Das Lied, das ich oft zitiere, es ist uns irgendwie als Lebensgefühl fremd geworden: „Wir sind nur Gast auf Erden und wandern ohne Ruh mit mancherlei Beschwerden der ew’gen Heimat zu“ (Gotteslob 656). Ist dieses „Wir sind nur Gast auf Erden“ etwas, was das Grundgefühl des christlichen Lebens heute bestimmt? Ist das Thema der Kürze des Lebens ein Thema, das uns bewegt? Jahrhunderte lang war es in der geistlichen Literatur ein Dauerthema, nicht nur bei den Christen auch in der Antike, bei Marc Aurel zum Beispiel: die Kürze des Lebens. Wir sind nur Pilger.

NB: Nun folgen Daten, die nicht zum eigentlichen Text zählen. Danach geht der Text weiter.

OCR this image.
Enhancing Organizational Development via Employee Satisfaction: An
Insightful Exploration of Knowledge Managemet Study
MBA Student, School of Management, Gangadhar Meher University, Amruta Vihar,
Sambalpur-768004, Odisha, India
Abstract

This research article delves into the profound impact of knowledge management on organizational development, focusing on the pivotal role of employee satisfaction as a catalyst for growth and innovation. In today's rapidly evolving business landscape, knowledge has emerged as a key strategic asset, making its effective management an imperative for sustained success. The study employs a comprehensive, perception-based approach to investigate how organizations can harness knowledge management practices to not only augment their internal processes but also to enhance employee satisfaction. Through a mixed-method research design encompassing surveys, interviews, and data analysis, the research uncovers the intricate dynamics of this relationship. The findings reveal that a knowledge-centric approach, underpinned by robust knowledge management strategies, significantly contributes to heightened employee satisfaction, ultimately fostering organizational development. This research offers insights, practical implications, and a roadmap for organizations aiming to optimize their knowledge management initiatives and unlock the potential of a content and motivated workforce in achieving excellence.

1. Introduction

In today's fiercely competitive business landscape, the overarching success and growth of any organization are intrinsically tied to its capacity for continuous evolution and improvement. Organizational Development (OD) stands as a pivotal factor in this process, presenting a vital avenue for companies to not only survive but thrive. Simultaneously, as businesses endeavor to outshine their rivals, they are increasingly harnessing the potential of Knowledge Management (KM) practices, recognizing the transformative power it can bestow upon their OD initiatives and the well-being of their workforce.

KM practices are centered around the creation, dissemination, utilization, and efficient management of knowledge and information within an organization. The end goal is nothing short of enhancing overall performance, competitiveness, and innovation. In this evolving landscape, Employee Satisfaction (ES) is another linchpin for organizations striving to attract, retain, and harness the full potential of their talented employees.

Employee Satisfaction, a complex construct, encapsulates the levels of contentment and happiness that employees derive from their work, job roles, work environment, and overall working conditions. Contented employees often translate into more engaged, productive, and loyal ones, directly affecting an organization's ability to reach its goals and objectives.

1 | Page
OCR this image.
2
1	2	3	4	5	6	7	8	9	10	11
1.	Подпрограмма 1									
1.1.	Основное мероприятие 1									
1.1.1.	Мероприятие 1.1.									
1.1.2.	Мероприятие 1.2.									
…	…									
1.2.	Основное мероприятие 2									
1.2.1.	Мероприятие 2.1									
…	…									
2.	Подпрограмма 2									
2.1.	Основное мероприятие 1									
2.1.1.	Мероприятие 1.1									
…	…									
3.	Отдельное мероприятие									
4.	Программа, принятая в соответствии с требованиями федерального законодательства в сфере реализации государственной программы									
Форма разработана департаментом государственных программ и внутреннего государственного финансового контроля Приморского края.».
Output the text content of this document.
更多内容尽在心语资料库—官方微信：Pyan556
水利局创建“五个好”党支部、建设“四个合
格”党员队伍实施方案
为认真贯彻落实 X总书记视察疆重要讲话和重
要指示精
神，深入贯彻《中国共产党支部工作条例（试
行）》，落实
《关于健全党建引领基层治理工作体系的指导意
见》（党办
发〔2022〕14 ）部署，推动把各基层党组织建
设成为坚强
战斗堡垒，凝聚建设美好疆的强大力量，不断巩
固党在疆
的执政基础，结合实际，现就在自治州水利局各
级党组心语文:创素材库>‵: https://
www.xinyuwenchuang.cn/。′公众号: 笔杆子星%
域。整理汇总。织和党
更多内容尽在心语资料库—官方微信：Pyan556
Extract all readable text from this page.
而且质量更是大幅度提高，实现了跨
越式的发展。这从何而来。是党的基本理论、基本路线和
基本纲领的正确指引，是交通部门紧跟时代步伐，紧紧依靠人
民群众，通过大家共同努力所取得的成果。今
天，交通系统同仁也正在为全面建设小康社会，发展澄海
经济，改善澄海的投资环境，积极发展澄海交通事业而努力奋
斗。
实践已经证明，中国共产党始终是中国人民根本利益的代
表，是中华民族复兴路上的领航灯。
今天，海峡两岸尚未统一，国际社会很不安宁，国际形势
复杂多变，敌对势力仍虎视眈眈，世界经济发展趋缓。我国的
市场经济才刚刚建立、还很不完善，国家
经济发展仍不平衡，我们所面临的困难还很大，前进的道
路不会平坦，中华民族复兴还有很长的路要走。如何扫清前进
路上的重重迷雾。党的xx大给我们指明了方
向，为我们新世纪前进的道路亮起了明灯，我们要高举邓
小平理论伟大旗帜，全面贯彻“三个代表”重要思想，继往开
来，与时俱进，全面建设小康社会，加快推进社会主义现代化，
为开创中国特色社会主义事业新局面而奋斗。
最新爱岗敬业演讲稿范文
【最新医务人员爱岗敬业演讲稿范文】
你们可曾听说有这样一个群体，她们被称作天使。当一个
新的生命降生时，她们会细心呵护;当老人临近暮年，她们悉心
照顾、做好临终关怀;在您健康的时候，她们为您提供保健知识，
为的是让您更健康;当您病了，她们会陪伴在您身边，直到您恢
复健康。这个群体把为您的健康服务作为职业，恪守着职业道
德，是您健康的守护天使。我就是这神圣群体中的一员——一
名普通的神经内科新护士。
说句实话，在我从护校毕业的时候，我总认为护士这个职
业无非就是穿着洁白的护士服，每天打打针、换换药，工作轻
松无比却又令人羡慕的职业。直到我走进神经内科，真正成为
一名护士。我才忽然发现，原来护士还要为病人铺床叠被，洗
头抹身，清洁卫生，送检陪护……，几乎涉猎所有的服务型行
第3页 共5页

Eine kurze Zeit ist uns zugemessen und zu dieser Gewissheit oder diesem Grundgespür für die Kürze des Lebens gehört auch das Bild vom Tränental. Unser Leben leben wir in „hac lacrimarum valle“, „in diesem Tränental“, wie es im Salve Regina, in der Marienantiphon heißt, im Tränental. Zwar spricht ständig vieles dafür, dass es so ist, aber irgendwie wird es nicht ausgesprochen. Es ist verdrängt. Und doch, wie vieles lässt sich besser ertragen in dieser kurzen Pilgerschaft unseres irdischen Lebens, wenn wir wissen, wir sind nur Gast auf Erden, und dieses Leben ist in einem Tränental.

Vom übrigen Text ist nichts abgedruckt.